部屋にはシオンがまた深く外套を被ったままで、表情は分からない。寝てるのかもしれない。




「…あなたのような方が、この国の姫であったらならと…夢のようなことを考えてしまいました。」


「それは声に出さないことを勧めます。意外と、どこで誰が聞いてるか分かりませんよ。それに何度も言ってますけど私はもう姫ではありません。」



何回伝えれば分かってくれるんだ。




「私にとっては姫様なのです。」


「…もう良いです。」


「お怒りですか!?」


「そんなことで怒りません。」



私そんなに短気に見えるかな!?


ここまで言っても、私を姫と呼ぶこの人。さぞかしこの国の姫は民を虐げていることが窺える。




「ちゃんと諦めずに健やかでいてくださいね。」


「どこまでもお優しい方だ。有り難きその言葉を信じ、生きる糧にいたします。」


「…大袈裟です。」


「いつかアレンデールにも行ってみたいものです。」



これを聞いているシオンが何を思っているか分からない。


聞いているのかも分からない。





「…夜明けは平等に必ず訪れます。

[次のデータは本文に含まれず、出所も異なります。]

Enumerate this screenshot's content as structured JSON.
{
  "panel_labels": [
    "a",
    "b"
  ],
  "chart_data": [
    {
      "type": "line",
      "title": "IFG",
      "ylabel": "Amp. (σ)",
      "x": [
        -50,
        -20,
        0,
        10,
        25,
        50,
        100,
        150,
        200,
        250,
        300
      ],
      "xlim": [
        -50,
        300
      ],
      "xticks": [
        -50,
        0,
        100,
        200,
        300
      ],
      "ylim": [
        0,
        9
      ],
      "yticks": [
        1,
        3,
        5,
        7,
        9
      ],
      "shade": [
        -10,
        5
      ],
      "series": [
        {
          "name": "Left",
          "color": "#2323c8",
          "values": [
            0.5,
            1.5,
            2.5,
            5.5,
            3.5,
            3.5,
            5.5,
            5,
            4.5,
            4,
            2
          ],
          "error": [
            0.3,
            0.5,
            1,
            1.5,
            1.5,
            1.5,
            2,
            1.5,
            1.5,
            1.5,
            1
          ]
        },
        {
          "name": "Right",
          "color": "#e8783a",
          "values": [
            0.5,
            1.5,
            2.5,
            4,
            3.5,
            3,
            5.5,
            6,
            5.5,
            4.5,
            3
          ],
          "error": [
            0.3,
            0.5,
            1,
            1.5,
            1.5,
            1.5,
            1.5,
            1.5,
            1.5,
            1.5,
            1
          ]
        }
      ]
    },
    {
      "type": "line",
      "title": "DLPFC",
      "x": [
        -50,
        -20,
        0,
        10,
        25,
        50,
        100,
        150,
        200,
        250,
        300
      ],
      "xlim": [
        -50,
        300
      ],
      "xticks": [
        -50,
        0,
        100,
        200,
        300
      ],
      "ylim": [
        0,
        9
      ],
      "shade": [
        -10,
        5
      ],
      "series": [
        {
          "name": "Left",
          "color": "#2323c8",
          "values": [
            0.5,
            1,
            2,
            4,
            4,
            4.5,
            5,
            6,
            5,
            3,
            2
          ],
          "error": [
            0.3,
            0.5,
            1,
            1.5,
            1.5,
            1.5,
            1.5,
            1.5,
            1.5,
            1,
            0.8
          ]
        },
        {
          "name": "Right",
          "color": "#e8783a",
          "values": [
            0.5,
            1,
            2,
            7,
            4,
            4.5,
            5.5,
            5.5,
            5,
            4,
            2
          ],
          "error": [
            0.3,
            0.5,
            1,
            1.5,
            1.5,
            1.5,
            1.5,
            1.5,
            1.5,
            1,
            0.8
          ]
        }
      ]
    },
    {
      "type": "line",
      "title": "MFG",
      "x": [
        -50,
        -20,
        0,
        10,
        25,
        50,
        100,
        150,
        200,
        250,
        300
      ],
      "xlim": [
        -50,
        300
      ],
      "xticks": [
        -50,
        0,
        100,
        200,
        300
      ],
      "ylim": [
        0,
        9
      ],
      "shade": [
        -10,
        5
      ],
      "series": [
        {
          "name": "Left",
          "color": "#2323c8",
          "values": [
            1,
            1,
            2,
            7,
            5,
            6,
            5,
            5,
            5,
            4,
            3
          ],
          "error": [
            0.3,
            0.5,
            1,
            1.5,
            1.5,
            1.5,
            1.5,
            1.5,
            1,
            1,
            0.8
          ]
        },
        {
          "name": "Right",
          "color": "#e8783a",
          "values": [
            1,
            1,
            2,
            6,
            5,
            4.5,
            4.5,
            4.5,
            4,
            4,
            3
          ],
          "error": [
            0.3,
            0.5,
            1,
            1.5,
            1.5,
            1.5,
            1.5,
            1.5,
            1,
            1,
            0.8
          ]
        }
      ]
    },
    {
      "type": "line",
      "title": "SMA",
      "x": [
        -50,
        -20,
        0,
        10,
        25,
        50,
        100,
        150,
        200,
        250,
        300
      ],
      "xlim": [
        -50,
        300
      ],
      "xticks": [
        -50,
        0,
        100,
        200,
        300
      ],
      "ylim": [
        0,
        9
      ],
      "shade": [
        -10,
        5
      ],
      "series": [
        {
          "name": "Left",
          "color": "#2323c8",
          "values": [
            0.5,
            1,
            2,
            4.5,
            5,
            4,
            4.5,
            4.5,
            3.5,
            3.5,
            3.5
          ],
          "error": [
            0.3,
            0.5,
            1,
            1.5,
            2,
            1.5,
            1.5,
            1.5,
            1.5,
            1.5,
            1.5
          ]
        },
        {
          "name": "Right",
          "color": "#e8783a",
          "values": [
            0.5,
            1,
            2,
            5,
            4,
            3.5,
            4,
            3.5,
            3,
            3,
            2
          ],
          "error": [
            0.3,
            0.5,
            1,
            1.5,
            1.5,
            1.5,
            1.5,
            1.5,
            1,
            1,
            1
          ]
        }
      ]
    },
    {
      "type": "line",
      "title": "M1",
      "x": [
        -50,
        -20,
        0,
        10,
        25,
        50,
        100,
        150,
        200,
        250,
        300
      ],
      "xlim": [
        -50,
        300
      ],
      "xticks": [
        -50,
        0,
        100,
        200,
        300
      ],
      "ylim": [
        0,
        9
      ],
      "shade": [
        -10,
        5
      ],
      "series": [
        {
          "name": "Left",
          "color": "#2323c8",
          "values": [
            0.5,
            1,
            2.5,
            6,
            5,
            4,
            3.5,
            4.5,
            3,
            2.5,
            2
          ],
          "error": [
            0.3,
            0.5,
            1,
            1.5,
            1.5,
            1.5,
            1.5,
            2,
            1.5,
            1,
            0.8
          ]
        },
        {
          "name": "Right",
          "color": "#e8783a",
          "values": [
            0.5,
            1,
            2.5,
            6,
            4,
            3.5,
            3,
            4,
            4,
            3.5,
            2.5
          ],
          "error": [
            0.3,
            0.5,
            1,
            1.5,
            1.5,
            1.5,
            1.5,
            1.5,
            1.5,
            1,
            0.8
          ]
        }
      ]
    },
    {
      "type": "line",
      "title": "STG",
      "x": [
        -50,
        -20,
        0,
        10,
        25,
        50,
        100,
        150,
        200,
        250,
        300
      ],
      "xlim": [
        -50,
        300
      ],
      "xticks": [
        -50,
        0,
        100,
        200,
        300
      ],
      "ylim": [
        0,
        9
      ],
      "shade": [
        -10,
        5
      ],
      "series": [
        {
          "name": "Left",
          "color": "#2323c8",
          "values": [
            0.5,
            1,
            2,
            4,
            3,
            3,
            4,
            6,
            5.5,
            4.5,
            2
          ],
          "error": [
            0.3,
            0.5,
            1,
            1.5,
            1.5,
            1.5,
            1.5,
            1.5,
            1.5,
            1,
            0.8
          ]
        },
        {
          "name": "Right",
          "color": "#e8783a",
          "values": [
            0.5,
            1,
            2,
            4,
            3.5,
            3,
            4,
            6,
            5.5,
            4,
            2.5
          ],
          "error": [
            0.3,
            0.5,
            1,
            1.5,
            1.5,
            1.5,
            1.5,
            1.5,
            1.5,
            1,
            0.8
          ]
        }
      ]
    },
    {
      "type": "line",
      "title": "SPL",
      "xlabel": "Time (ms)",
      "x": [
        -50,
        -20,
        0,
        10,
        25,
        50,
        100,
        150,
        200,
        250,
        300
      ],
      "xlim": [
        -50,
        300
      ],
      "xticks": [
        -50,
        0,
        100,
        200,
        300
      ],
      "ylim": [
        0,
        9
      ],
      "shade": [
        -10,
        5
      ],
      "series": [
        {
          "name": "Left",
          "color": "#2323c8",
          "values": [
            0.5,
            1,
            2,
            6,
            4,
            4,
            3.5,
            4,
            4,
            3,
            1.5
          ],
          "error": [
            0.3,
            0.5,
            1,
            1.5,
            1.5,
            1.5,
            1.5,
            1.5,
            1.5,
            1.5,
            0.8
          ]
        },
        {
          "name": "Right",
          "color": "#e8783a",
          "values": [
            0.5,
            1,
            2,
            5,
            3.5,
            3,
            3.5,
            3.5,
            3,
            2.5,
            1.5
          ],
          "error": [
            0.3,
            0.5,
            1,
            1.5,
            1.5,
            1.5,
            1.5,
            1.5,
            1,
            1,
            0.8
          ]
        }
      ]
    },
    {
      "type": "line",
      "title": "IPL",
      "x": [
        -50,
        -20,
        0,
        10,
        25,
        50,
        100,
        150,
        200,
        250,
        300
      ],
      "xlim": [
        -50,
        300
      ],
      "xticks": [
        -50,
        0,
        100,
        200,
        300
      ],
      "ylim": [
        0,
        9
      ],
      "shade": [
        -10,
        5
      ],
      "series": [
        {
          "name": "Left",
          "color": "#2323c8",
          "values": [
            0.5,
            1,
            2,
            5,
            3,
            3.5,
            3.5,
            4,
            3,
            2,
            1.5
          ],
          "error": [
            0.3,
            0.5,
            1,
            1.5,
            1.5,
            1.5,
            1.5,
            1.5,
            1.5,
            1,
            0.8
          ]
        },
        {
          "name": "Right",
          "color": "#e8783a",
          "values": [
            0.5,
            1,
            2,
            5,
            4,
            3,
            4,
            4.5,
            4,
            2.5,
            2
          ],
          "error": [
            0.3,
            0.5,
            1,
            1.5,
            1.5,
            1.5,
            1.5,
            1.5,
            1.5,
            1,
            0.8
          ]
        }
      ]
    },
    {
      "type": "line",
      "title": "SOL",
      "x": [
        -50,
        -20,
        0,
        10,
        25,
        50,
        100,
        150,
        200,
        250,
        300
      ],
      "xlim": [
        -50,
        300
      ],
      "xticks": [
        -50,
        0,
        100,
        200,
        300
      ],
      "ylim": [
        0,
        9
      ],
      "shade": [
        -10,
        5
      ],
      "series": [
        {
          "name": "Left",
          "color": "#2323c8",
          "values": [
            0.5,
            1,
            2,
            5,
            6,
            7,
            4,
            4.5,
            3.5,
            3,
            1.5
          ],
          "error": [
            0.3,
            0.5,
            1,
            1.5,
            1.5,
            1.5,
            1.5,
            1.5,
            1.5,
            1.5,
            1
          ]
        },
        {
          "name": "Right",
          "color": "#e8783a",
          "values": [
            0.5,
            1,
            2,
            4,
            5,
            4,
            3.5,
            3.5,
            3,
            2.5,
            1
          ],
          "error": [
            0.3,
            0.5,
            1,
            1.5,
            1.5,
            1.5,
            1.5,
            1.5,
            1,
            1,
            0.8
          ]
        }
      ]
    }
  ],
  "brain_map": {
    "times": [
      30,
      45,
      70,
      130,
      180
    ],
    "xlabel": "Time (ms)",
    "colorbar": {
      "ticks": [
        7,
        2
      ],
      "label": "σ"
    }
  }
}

その兆しを、私はいつか作ってみたいとも思ってるので。頼りないですけど、気が向いたらそれを思い出してもらえると嬉しいです。」


「ええ、必ず姫様を思い出します。今の我々にとっては、これ程とない希望でございますから。」



やっぱり大袈裟だ。


しかし、これで完全にユイ姫に牙を剥がなければならなくなった。



私を“姫”と呼ぶのなら、応えたいと思ってしまう。